The drama portrayed generally involves mythology.This drama depicted in dance is either adapted from The Mahabharath or The Ramayana or The Puranas. Kathakali is one of the most noteworthy dance as people recognize Kerala and its art and culture through this folk dance.
This gracious dance involves five main elements-
Dance– movement of the body in accordance to the rhythm
Expression– to blend along with the song
Song– describes the character that is being performed
Instrument– that plays the tune to create suave motion
Enactment– depiction of the entire drama through dance and expression and mudras
The costumes in this dance are made of kolams or masks of disparate shapes and colours. The story behind this dance is to appease goddess Kali who had turned furious after Daruka, an asura’s death.
An astounding part of this type of dance is the music. Only a single type of instrument is used to relate to the song called the thappu. Written in its colloquial language, thappu has been carried for generations and is still prevailing in various parts of the state.
Kaikottikali or Thiruvathirakali
Also known as Thiruvathirakali, this folk dances of Kerala is popularly performed during important occasions mainly Onam and Thiruvathira. This is a symmetric group dance performed around a nilavilakku; the ceremonial lamp or the floral kolam during Onam.
Women generally perform this dance to attain eternal marital happiness. As Thiruvathira is the star of Lord Shiva, women sing chants and hymns to praise Lord Shiva in his eternal glory. The dance involves co-ordinated movements with clapping of hands. Kai in Malayalam means hands and kotti means clapping, thus the literal meaning is the hand-clapping dance.
The dancers adorn in the customary off white mundu with heavy jewels and gracefully demonstrate their elegance and co-ordination to appease the Lord and bestow them with marital bliss.
One of the contemporary folk dances of Kerala involves a solo performance of the dancer- typically a woman who charms the crowd with her sensual and graceful movement. The dancers are clad in the traditional white mundu with gold border complete with glistening gold jewellery. In earlier days; this dance was performed in temples to thank the Lord for bestowing the wonders of nature.
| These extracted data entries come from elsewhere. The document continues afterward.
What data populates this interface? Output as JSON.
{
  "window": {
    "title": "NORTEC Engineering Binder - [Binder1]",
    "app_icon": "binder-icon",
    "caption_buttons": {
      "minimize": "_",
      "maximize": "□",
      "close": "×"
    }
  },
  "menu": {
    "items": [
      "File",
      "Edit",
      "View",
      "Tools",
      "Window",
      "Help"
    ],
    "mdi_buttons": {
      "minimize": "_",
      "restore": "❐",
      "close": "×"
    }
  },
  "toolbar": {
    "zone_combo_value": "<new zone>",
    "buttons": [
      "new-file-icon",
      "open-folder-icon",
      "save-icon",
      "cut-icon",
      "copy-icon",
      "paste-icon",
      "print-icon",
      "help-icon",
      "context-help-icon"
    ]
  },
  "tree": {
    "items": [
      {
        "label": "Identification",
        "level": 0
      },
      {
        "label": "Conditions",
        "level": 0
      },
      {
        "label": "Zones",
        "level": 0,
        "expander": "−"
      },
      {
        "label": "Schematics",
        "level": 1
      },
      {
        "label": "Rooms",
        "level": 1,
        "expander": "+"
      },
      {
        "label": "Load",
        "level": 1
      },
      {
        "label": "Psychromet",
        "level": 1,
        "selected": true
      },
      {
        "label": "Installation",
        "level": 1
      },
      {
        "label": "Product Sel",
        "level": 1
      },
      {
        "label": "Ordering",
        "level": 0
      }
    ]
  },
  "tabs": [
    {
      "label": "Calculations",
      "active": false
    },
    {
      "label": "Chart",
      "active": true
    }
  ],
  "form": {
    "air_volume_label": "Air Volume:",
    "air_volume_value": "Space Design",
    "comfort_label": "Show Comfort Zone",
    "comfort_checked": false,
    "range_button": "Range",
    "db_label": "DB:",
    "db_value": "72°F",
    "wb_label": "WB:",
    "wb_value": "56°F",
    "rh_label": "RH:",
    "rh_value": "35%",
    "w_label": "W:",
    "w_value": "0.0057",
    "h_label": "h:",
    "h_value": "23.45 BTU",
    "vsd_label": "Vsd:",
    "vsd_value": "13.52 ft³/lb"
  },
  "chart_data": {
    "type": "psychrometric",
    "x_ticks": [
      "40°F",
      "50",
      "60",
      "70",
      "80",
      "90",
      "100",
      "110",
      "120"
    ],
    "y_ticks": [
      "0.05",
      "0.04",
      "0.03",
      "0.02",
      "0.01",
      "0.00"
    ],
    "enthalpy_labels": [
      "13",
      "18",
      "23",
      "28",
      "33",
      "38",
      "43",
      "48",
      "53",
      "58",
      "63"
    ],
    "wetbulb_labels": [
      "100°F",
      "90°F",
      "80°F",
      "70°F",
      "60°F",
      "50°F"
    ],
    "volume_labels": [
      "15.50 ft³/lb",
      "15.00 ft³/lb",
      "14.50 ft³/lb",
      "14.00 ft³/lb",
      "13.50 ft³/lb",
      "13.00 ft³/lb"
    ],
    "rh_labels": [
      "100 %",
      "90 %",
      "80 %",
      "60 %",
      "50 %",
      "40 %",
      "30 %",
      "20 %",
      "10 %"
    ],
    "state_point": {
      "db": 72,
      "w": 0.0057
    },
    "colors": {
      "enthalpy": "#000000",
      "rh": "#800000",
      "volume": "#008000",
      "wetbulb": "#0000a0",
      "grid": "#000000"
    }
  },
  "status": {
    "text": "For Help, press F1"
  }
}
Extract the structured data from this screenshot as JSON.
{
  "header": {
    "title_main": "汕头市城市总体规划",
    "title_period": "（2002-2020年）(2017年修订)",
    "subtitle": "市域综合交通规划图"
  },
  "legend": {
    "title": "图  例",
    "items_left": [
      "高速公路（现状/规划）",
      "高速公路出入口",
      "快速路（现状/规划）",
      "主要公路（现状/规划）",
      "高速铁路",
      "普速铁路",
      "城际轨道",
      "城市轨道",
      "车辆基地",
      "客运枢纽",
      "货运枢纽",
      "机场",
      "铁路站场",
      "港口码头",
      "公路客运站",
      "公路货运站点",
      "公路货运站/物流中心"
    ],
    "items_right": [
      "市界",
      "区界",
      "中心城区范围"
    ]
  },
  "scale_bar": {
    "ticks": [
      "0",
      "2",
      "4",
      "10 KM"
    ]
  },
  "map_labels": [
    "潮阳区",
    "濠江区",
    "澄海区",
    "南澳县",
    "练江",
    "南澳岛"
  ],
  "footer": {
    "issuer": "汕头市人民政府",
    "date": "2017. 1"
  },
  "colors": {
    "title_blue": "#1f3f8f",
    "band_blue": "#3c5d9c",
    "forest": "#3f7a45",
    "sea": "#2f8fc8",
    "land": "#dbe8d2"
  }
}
The divine dance of Mohiniayattam revolves around many stories. One story revolves around Lord Vishnu when he took the form of a mohini– a beautiful woman and lured the asuras to give the pot of ambrosia- that keeps the Gods young forever. Another story specifies that Lord Shiva and Vishnu took the form of a mohini and gave birth to Lord Aiyappa- the living God.
Thirayattam folk dance has its roots submerged in spirituality and the dancers themselves choose the Gods or Goddess to portray in all supreme through their dance. When the dancers praise Lord Kali, this dance form takes a new name of Kaliyattam.
The dancers are highly professional beginning from their attire to their intricate movements. The dance involves the dancers to put layers and layers of make-up on their faces to resemble the actual Gods that they portray. The dancers are venerated for their ultimate portrayal of the Lord.
The performance along with music from big and small drums, kombu and flute enthralls the audience and appeases the Gods.